A bill introduced earlier this year in the California State Senate passed another hurdle last month in its move toward becoming a law. The California State Senate’s Judiciary Committee voted unanimously (7-0) to approve S.B. 439, which would limit how much private equity firms have to disclose. The bill was introduced by California State Senator Joe Simitian. Simitian’s 11th State Senate district is located in Silicon Valley and includes a sizeable segment of the venture capital industry.
The bill is in the State Senate’s Appropriations Committee where it must pass before being voted on by the entire Senate. While that committee may take several weeks, the entire Senate may be able to vote on the bill before the end of the month. The legislation then must move through the State Assembly for full passage. Simitian has expressed confidence that the bill will become law by the beginning of next year.

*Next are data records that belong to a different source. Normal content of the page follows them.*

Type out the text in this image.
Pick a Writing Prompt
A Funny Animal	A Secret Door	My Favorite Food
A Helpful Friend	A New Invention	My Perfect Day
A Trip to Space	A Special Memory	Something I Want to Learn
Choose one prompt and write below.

The disclosure issue in California was resolved somewhat by past cases. Lawsuits and legal agreements involving The San Jose Mercury News and the California First Amendment Coalition set a standard whereby some information such as management fees, returns, and amounts invested in funds are disclosed but portfolio company valuations and other information is kept confidential. S.B. 439’s aim is to put this precedent into law.
While there have been no further challenges to California’s public disclosure laws regarding pension information, proponents of the legislation say that the door is still open for future legal battles without a written law for guidance. The California Public Employees’ Retirement System (CalPERS) has voiced support for the legislation, citing the need to clarify public law and the potential danger of future lawsuits.